Я не хотел бы быть неправильно понятым: я не собираюсь требовать от всех издателей, чтобы они становились архаичными китайскими классиками. Это было бы опасно для их душевного равновесия, которому и так угрожает множество ловушек и соблазнов. Не последнее место среди них занимает соблазн, перед которым не устоять и который представляет собой идеальное зеркальное отражение того, что мы могли бы назвать соблазном китайского классика. Под этим я понимаю возможность превратиться в описанного Адольфом Лоосом «бедного богача», который пожелал жить в доме, продуманном до последних мелочей его архитектором, и в конце почувствовал себя чужаком и застыдился своего дома. Архитектор упрекнул его в том, что тот осмелился надеть пару тапочек (тоже созданных архитектором) в гостиной, а не в спальной.

Нет, мое предложение состоит в том, чтобы требовать от издателей минимума, но с твердостью. А в чем заключается этот минимум? В том, чтобы издатель испытывал удовольствие от чтения издаваемых им книг. Но разве все книги, которые принесли нам какое-то удовольствие, не образуют в нашем разуме сложносоставное существо, чьи суставы, однако, связаны неодолимой похожестью? Это существо, сотворенное случаем и упрямым поиском, могло бы быть моделью издательства – например, такого, которое уже в своем имени обнаруживает склонность к сходству, а именно Adelphi.

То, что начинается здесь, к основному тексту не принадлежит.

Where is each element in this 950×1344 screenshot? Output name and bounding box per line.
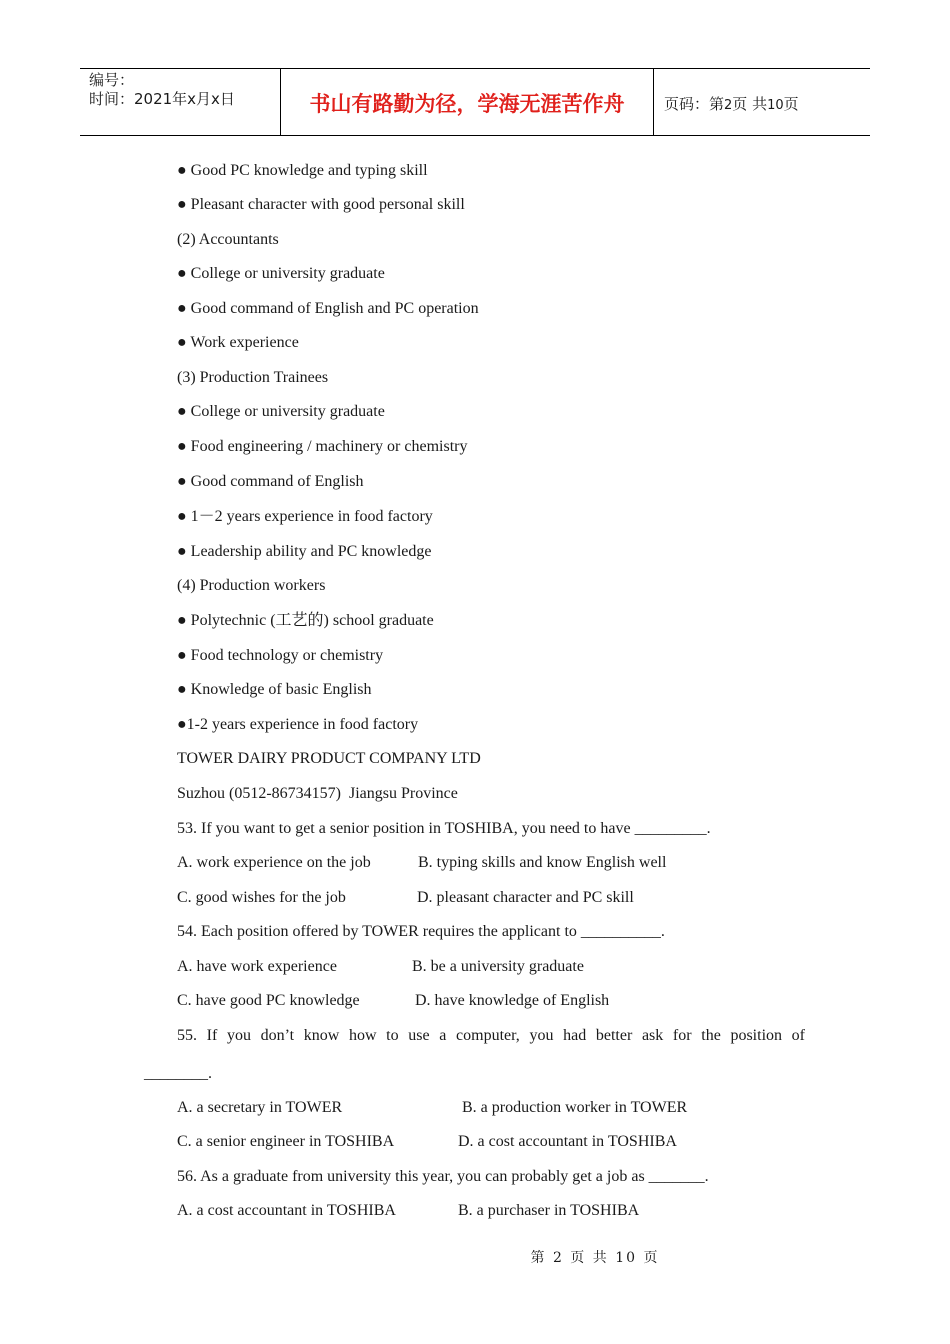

Клапаны, которые я написал (1089 на сегодняшний день), несут в себе след всего этого. С самого начала они подчинялись одному правилу: мы сами должны воспринимать их буквально; и только одному желанию: чтобы читатели, в отличие от обыкновения, поступали так же. В этой тесной риторической клетке, не такой очаровательной, но не менее жесткой, чем та, что может предложить сонет, нужно произнести несколько точных слов, вроде тех, что произносишь, представляя одного друга другому. И преодолевая то легкое смущение, что сопровождает все знакомства, в том числе и прежде всего между друзьями. И, кроме того, соблюдая правила хорошего воспитания, согласно которым нельзя подчеркивать пороки друга, которого представляешь. Но во всем этом был и вызов: известно, что искусство точного восхваления не менее сложно, чем искусство уничижительной критики. И известно также, что количество прилагательных, при помощи которых можно восхвалять писателей, намного меньше количества прилагательных, при помощи которых можно восхвалять Аллаха. Повторяемость и ограниченность – часть нашей природы. В конце концов, мы никогда не сумеем сильно разнообразить движения, которые выполняем для того, чтобы подняться с кровати.